Mesila is not, in principle, opposed to credit cards, nor do we consider cash the preferred payment method in all situations. One of Mesila’s guiding principles is to promote financial management principles that are universally relevant, while avoiding specific suggestions. So we will share several general guidelines regarding credit cards that should help you decide for yourself.

Credit cards can be a very convenient tool, when used correctly. The trouble is that many people misuse them by charging more than they can afford each month. Credit card companies actually count on people misusing their cards; in fact, interest charged on outstanding balances is the primary source of revenue for credit card companies. 

There are many advantages to using credit cards. You never run out of money. You are insured against theft and can easily cancel a lost card, while cash that is lost or stolen is gone forever. You can use your credit card to pay by telephone or online, rather than mailing a check or paying by cash in person. Most credit cards can be used worldwide, and you can order cards for all your family members. Depending on the card-issuer’s policy, credit card purchases may be protected against theft, loss, or accidental damage that occurs within a certain period of time. Credit card statements enable you to easily track your purchases. Cash, on the other hand, has no paper trail, and it’s difficult to remember exactly where all that money went.

All of these advantages are actually available through bank or debit cards as well (with the exception of purchase protection). The big difference is that these cards draw only on money in your bank account, rather than creating a debt that has to be paid at the end of the billing cycle. The only major feature credit cards offer that debit cards do not is the possibility of earning airline miles, cash-back offers, or other perks.

Now let’s talk about the drawbacks of credit cards. First of all, credit cards make it deceptively easy to spend money, whether or not you have it.
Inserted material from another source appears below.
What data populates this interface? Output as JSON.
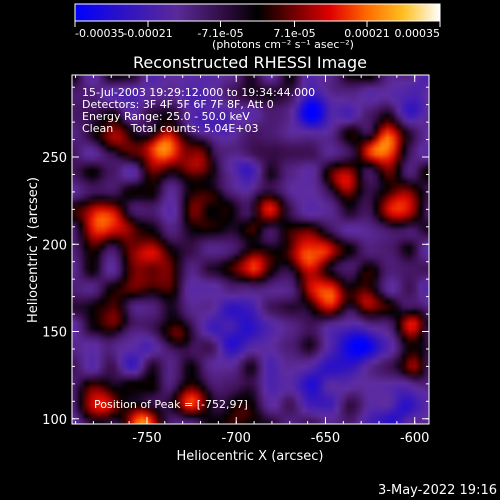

Swiping a credit card is not nearly as painful as taking actual money out of your pocket, and the psychological deterrent to parting with your money is therefore lessened considerably. Studies show that people spend about 30% more when paying by credit card than with cash. The second major drawback is that credit cards are a form of loan. You’re actually borrowing money — but without realizing it. A loan in which you realize that you are borrowing is preferable to one in which you are unaware that you’re borrowing, because you’re less likely to borrow unnecessarily, and more likely to repay, when the decision to take the loan was a conscious one.
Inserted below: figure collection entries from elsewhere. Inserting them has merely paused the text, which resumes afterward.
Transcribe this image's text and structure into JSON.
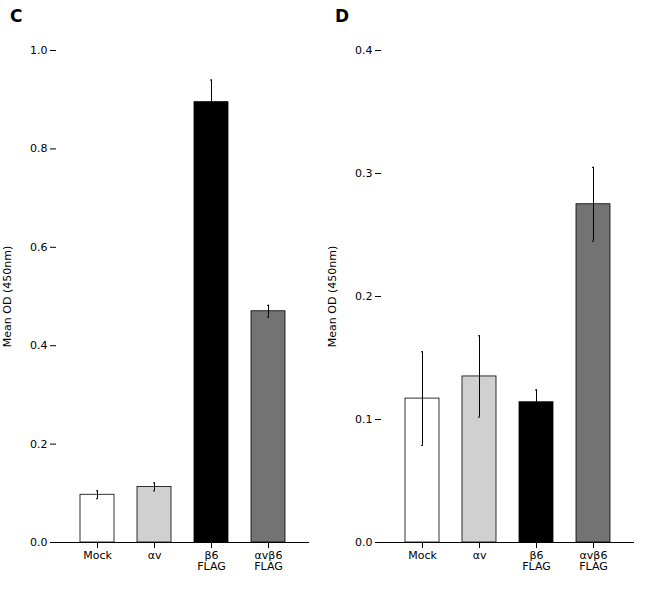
{
  "chart_data": [
    {
      "type": "bar",
      "title": "C",
      "categories": [
        "Mock",
        "αv",
        "β6\nFLAG",
        "αvβ6\nFLAG"
      ],
      "values": [
        0.097,
        0.113,
        0.895,
        0.47
      ],
      "errors": [
        0.008,
        0.008,
        0.045,
        0.012
      ],
      "colors": [
        "#ffffff",
        "#d0d0d0",
        "#000000",
        "#737373"
      ],
      "y_label": "Mean OD (450nm)",
      "ylim": [
        0,
        1.0
      ],
      "yticks": [
        {
          "value": 0.0,
          "label": "0.0"
        },
        0.2,
        0.4,
        0.6,
        0.8,
        {
          "value": 1.0,
          "label": "1.0"
        }
      ],
      "grid": false
    },
    {
      "type": "bar",
      "title": "D",
      "categories": [
        "Mock",
        "αv",
        "β6\nFLAG",
        "αvβ6\nFLAG"
      ],
      "values": [
        0.117,
        0.135,
        0.114,
        0.275
      ],
      "errors": [
        0.038,
        0.033,
        0.01,
        0.03
      ],
      "colors": [
        "#ffffff",
        "#d0d0d0",
        "#000000",
        "#737373"
      ],
      "y_label": "Mean OD (450nm)",
      "ylim": [
        0,
        0.4
      ],
      "yticks": [
        {
          "value": 0.0,
          "label": "0.0"
        },
        0.1,
        0.2,
        0.3,
        0.4
      ],
      "grid": false
    }
  ]
}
Credit card debt is one of the worst forms of debt, for two reasons: One, it usually carries very high interest rates. Two, there is no repayment deadline. As long as you keep making minimum payments, credit card companies are quite happy to keep tacking on more interest, letting your debt balloon to ever-greater proportions. 
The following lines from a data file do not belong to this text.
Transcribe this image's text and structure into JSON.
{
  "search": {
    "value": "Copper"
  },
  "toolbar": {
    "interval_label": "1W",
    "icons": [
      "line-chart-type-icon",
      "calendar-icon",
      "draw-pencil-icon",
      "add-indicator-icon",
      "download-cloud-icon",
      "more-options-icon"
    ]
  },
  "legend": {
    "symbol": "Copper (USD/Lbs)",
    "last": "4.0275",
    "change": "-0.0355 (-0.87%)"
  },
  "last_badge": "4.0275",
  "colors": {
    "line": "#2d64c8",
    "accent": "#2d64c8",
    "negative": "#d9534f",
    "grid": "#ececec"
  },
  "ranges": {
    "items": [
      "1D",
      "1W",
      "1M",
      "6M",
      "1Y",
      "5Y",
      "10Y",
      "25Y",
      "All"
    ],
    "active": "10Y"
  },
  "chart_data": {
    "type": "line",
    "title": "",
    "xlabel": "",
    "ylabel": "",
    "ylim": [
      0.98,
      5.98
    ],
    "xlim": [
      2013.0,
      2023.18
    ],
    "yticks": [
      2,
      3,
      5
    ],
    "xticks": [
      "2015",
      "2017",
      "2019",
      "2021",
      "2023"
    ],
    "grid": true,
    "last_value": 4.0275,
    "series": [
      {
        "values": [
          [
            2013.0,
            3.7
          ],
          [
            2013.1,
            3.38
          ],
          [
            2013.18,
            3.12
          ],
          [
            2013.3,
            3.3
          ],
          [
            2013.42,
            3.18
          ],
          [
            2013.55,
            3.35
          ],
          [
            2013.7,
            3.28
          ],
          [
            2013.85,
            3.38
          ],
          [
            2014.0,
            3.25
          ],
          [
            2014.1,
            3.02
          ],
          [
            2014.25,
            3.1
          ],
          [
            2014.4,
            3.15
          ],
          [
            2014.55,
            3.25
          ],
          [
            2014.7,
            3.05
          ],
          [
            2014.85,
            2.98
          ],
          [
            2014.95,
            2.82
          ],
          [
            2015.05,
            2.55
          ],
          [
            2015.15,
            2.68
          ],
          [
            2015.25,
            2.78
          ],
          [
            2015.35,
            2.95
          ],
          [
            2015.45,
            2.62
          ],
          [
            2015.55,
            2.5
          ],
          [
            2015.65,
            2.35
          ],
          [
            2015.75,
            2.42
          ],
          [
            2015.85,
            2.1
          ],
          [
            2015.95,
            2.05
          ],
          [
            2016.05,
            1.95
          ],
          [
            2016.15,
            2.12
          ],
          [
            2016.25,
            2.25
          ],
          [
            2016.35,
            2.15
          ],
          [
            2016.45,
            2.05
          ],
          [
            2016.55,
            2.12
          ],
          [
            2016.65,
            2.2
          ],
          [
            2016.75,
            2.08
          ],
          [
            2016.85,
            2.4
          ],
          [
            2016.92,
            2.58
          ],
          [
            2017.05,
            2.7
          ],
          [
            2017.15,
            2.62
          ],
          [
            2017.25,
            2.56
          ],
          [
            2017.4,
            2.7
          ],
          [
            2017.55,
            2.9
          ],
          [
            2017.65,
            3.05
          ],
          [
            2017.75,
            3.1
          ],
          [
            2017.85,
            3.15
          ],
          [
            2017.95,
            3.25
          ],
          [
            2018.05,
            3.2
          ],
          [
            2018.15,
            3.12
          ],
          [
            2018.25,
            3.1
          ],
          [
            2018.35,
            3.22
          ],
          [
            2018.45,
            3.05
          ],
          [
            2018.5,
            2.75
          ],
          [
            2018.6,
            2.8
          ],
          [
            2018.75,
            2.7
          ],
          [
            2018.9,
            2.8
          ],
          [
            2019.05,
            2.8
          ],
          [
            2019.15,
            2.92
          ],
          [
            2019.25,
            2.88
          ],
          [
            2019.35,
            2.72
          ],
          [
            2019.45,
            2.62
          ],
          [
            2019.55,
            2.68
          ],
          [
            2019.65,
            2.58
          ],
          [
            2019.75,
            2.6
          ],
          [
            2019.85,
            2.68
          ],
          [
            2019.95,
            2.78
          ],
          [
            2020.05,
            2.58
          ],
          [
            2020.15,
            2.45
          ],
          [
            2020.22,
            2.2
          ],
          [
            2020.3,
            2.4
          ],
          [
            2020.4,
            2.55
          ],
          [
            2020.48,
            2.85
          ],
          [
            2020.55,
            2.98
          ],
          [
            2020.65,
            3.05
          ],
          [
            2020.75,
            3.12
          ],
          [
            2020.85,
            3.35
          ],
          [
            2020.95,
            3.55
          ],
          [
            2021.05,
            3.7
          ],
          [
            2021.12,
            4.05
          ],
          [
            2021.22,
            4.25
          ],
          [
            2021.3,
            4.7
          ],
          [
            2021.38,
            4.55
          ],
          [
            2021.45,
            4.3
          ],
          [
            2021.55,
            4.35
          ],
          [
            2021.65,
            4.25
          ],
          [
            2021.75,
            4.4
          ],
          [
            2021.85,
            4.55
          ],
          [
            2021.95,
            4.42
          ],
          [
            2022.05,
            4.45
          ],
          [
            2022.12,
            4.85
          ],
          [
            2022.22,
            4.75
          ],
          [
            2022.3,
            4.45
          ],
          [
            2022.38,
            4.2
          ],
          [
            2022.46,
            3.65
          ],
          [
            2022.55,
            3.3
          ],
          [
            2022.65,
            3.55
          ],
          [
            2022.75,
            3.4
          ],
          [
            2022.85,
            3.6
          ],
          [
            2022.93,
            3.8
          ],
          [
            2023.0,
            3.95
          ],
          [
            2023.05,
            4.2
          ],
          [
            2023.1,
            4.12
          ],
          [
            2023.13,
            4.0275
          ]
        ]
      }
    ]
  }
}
In addition, there is little limit as to how much credit companies can raise your rate. Should you make a late payment on a loan, a different credit card, or a utility bill, your interest rates can be increased dramatically, even if you’ve never missed a payment on that particular card. Bouncing a check, exceeding your credit limit, getting a new credit card, and applying for an auto loan or mortgage are other reasons you may see your rates spike.

Because credit card debt is so dangerous, the only people for whom credit card use is advisable are those who: 

(a) can rein in their spending despite the convenience of plastic and 

(b) pay their balance in full every month. 

People who swipe their cards without giving it the same thought they would when spending cash are better off spending cash, unless they’re paying for something that they cannot possibly be spending more for by using a credit card (dental work, for instance, or a utility bill). And people who carry over a balance on their credit cards, even occasionally, should probably avoid using credit cards completely.